Slowing down
By Hilary White
I’ve decided for the time being not to renew my internet at home. It’s been off for a day or so, and home has been wonderfully peaceful. I’ve discovered that I have a whole library of books I’ve not looked at in ages, many of which I’ve never read at all or only dipped into superficially.
This means, of course, that we will no longer be having daily posts here. I’ve been thinking of shutting it all down soon, either way. It’s been pretty fun, of course, and a great outlet for venting and snark, but those things can pall after a while and one can’t live on them. The extension of this past the end of the Synod was more of an experiment, and I think we’ve had a bit of fun, but now I think we should probably all go do something else. I’m thinking of coming down the hill to use the public internet two or three times a week. So, that’s how often I think we can expect things to appear here for the next while.
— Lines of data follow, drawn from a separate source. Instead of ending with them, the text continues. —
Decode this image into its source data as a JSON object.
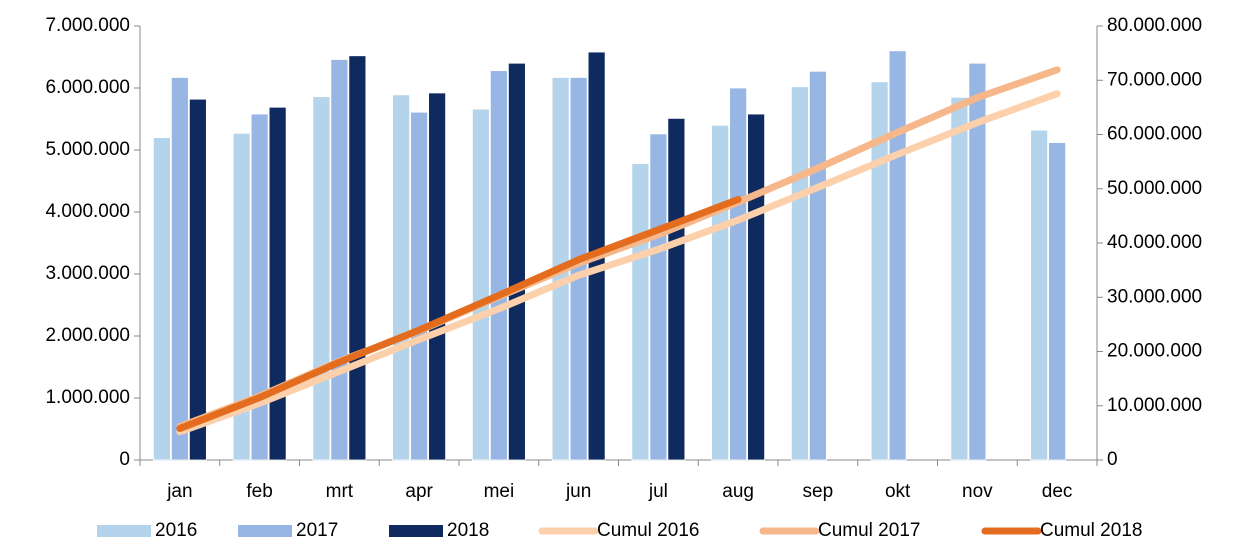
{
  "chart_data": {
    "type": "bar",
    "categories": [
      "jan",
      "feb",
      "mrt",
      "apr",
      "mei",
      "jun",
      "jul",
      "aug",
      "sep",
      "okt",
      "nov",
      "dec"
    ],
    "series": [
      {
        "name": "2016",
        "color": "#b4d4ec",
        "values": [
          5200000,
          5270000,
          5860000,
          5890000,
          5660000,
          6170000,
          4780000,
          5400000,
          6020000,
          6100000,
          5850000,
          5320000
        ]
      },
      {
        "name": "2017",
        "color": "#98b6e4",
        "values": [
          6170000,
          5580000,
          6460000,
          5610000,
          6280000,
          6170000,
          5260000,
          6000000,
          6270000,
          6600000,
          6400000,
          5120000
        ]
      },
      {
        "name": "2018",
        "color": "#0e2a5e",
        "values": [
          5820000,
          5690000,
          6520000,
          5920000,
          6400000,
          6580000,
          5510000,
          5580000,
          null,
          null,
          null,
          null
        ]
      },
      {
        "name": "Cumul 2016",
        "type": "line",
        "axis": "y2",
        "color": "#fcd0ab",
        "values": [
          5200000,
          10470000,
          16330000,
          22220000,
          27880000,
          34050000,
          38830000,
          44230000,
          50250000,
          56350000,
          62200000,
          67520000
        ]
      },
      {
        "name": "Cumul 2017",
        "type": "line",
        "axis": "y2",
        "color": "#f6b88a",
        "values": [
          6170000,
          11750000,
          18210000,
          23820000,
          30100000,
          36270000,
          41530000,
          47530000,
          53800000,
          60400000,
          66800000,
          71920000
        ]
      },
      {
        "name": "Cumul 2018",
        "type": "line",
        "axis": "y2",
        "color": "#e36c1e",
        "values": [
          5820000,
          11510000,
          18030000,
          23950000,
          30350000,
          36930000,
          42440000,
          48020000,
          null,
          null,
          null,
          null
        ]
      }
    ],
    "ylim": [
      0,
      7000000
    ],
    "yticks": [
      0,
      {
        "value": 1000000,
        "label": "1.000.000"
      },
      {
        "value": 2000000,
        "label": "2.000.000"
      },
      {
        "value": 3000000,
        "label": "3.000.000"
      },
      {
        "value": 4000000,
        "label": "4.000.000"
      },
      {
        "value": 5000000,
        "label": "5.000.000"
      },
      {
        "value": 6000000,
        "label": "6.000.000"
      },
      {
        "value": 7000000,
        "label": "7.000.000"
      }
    ],
    "y2lim": [
      0,
      80000000
    ],
    "y2ticks": [
      0,
      {
        "value": 10000000,
        "label": "10.000.000"
      },
      {
        "value": 20000000,
        "label": "20.000.000"
      },
      {
        "value": 30000000,
        "label": "30.000.000"
      },
      {
        "value": 40000000,
        "label": "40.000.000"
      },
      {
        "value": 50000000,
        "label": "50.000.000"
      },
      {
        "value": 60000000,
        "label": "60.000.000"
      },
      {
        "value": 70000000,
        "label": "70.000.000"
      },
      {
        "value": 80000000,
        "label": "80.000.000"
      }
    ],
    "legend": "bottom"
  }
}
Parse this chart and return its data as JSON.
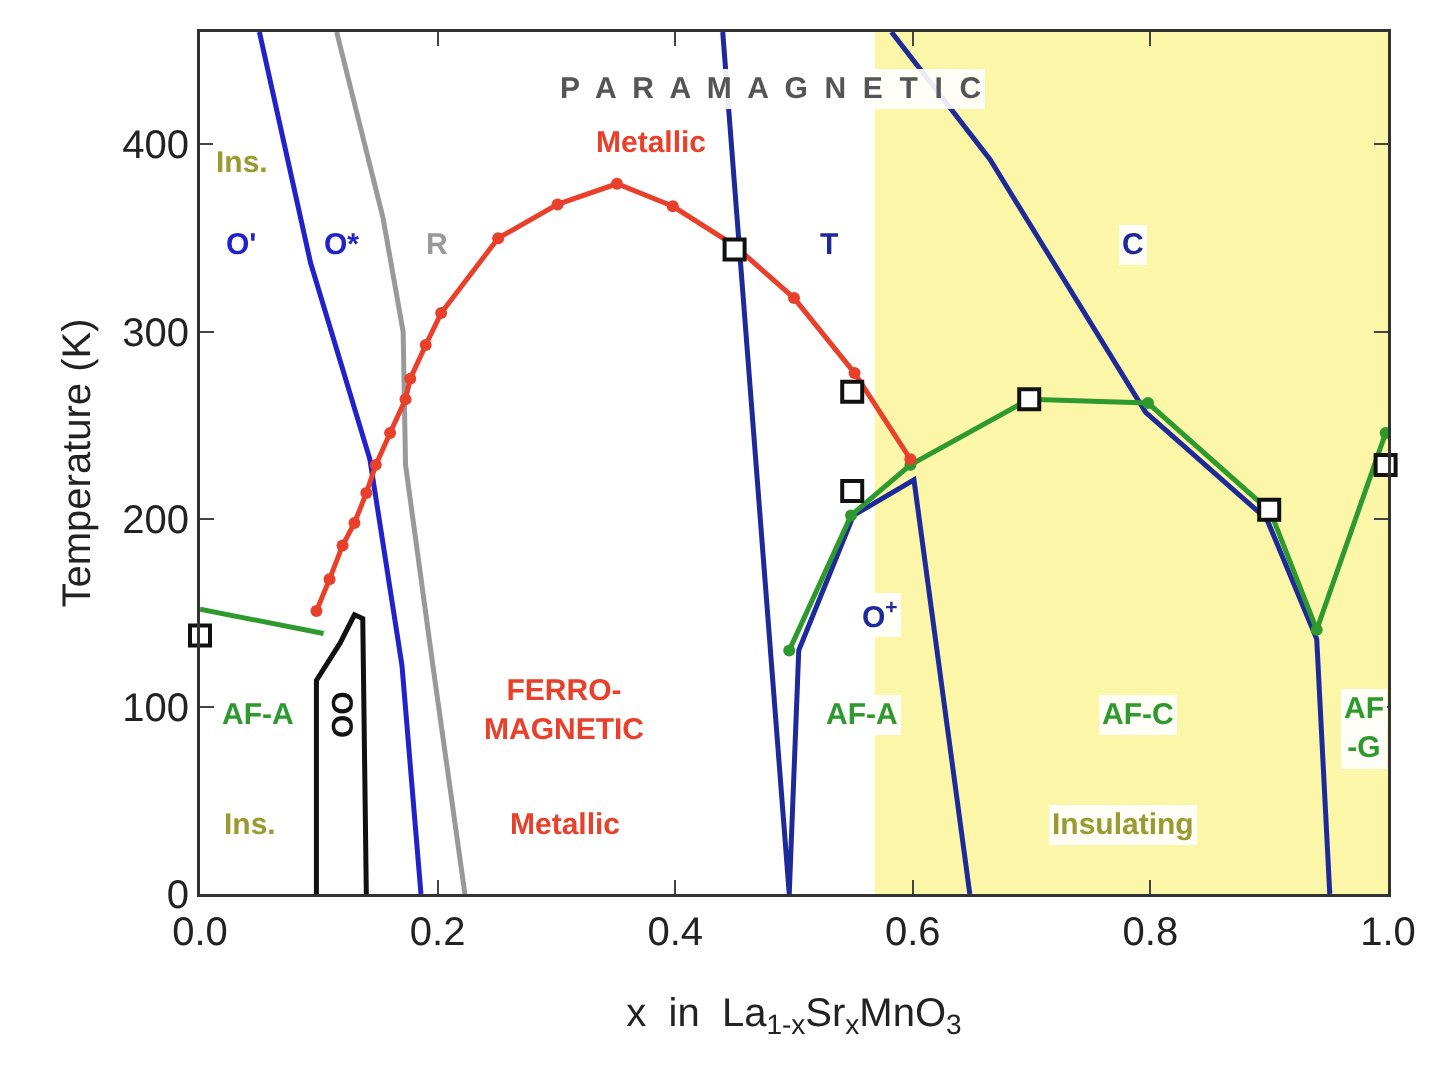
{
  "chart_data": {
    "type": "line",
    "xlabel": "x  in  La$_{1-x}$Sr$_{x}$MnO$_{3}$",
    "ylabel": "Temperature (K)",
    "xlim": [
      0,
      1
    ],
    "xticks": [
      {
        "value": 0,
        "label": "0.0"
      },
      0.2,
      0.4,
      0.6,
      0.8,
      {
        "value": 1,
        "label": "1.0"
      }
    ],
    "ylim": [
      0,
      460
    ],
    "yticks": [
      0,
      100,
      200,
      300,
      400
    ],
    "bands": [
      {
        "axis": "x",
        "from": 0.568,
        "to": 1,
        "color": "#fbf6a8"
      }
    ],
    "series": [
      {
        "color": "#2222cc",
        "marker": "none",
        "x": [
          0.05,
          0.093,
          0.143,
          0.17,
          0.186
        ],
        "values": [
          460,
          337,
          232,
          122,
          0
        ]
      },
      {
        "color": "#999999",
        "marker": "none",
        "x": [
          0.115,
          0.154,
          0.171,
          0.173,
          0.196,
          0.223
        ],
        "values": [
          460,
          361,
          300,
          229,
          122,
          0
        ]
      },
      {
        "color": "#111111",
        "marker": "none",
        "x": [
          0.098,
          0.098,
          0.118,
          0.13,
          0.137,
          0.14
        ],
        "values": [
          0,
          114,
          134,
          149,
          147,
          0
        ]
      },
      {
        "color": "#1e2a9a",
        "marker": "none",
        "x": [
          0.44,
          0.496,
          0.504,
          0.55,
          0.601,
          0.648
        ],
        "values": [
          460,
          0,
          130,
          202,
          221,
          0
        ]
      },
      {
        "color": "#1e2a9a",
        "marker": "none",
        "x": [
          0.582,
          0.665,
          0.796,
          0.898,
          0.94,
          0.951
        ],
        "values": [
          460,
          392,
          257,
          200,
          136,
          0
        ]
      },
      {
        "color": "#2e9a2e",
        "marker": "none",
        "x": [
          0,
          0.104
        ],
        "values": [
          152,
          139
        ]
      },
      {
        "color": "#2e9a2e",
        "marker": "circle",
        "x": [
          0.496,
          0.548,
          0.598,
          0.698,
          0.798,
          0.901,
          0.94,
          0.998
        ],
        "values": [
          130,
          202,
          229,
          264,
          262,
          204,
          141,
          246
        ]
      },
      {
        "color": "#e8402a",
        "marker": "circle",
        "x": [
          0.098,
          0.109,
          0.12,
          0.13,
          0.14,
          0.148,
          0.16,
          0.173,
          0.177,
          0.19,
          0.203,
          0.251,
          0.301,
          0.351,
          0.398,
          0.45,
          0.5,
          0.551,
          0.598
        ],
        "values": [
          151,
          168,
          186,
          198,
          214,
          229,
          246,
          264,
          275,
          293,
          310,
          350,
          368,
          379,
          367,
          346,
          318,
          278,
          232
        ]
      },
      {
        "type": "scatter",
        "color": "#111111",
        "marker": "square",
        "x": [
          0,
          0.45,
          0.549,
          0.549,
          0.698,
          0.9,
          0.998
        ],
        "values": [
          138,
          344,
          268,
          215,
          264,
          205,
          229
        ]
      }
    ],
    "annotations": [
      "P  A  R  A  M  A  G  N  E  T  I  C",
      "Metallic",
      "Ins.",
      "O'",
      "O*",
      "R",
      "T",
      "C",
      "O$^{+}$",
      "AF-A",
      "OO",
      "Ins.",
      "FERRO-\nMAGNETIC",
      "Metallic",
      "AF-A",
      "AF-C",
      "AF\n-G",
      "Insulating"
    ]
  }
}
Also, through October and most of November – the Synod and its aftermath – I really just didn’t get any paid work done. Readers were generous enough with donations during the Synod that the expenses were covered, (and a huge shout-out to everyone who donated! Thank you!) but it’s time to get back to actual work. Posting every day can be surprisingly time consuming.
Also-also, the plain fact is that I’m not going to get any faster or better at painting unless I do it as much as I do this. There’s only so many hours in the day, and you have to pick what you’re going to do in them.
The other day in a chat with our buddy Steve Skojec, we agreed that the point of no return has been reached in the Church, and it is difficult to see the value of railing at it all. Whatever is going to happen next is just going to happen. I know better than most how hard it can be to tear your attention away from that big flaming rock hurtling towards us out of the sky. But think about it for a moment. If there were a catastrophe coming, and you knew it, which would you think was a better way to spend your last hours? Staring at the rock, or living your life?
As Steve said, “Because… what’s the point?”
There are other things we could all be doing to greater profit than starting at the rock; going for walks, playing with the kitties, sampling the local wines, chopping wood, raking the garden, reading books, going to the Office, painting, learning more Italian, gazing into the fire… In fact, pretty much anything… staring off into space … would be more profitable than looking at the damned innernet every day.
Today I spent the morning reading, without distraction, without my brain jumping all over the place like a sand-flea with ADD. It was … pleasant.
Lately my relationship with books has really suffered. I have an exceptionally good collection; literature, classics, essays, poetry, history, math and science, nature, cookery and all conceivable combinations of these. And every day, while I sit with the little rectangular Palantir on my lap, they look at me with a silent and poignant reproach. “You used to love us…” It’s heartbreaking.
So, we will see how it goes. I have a few posts ready to go here, and Ann is still threatening the world with her final revelations, so perhaps we will wind down, but in grand style.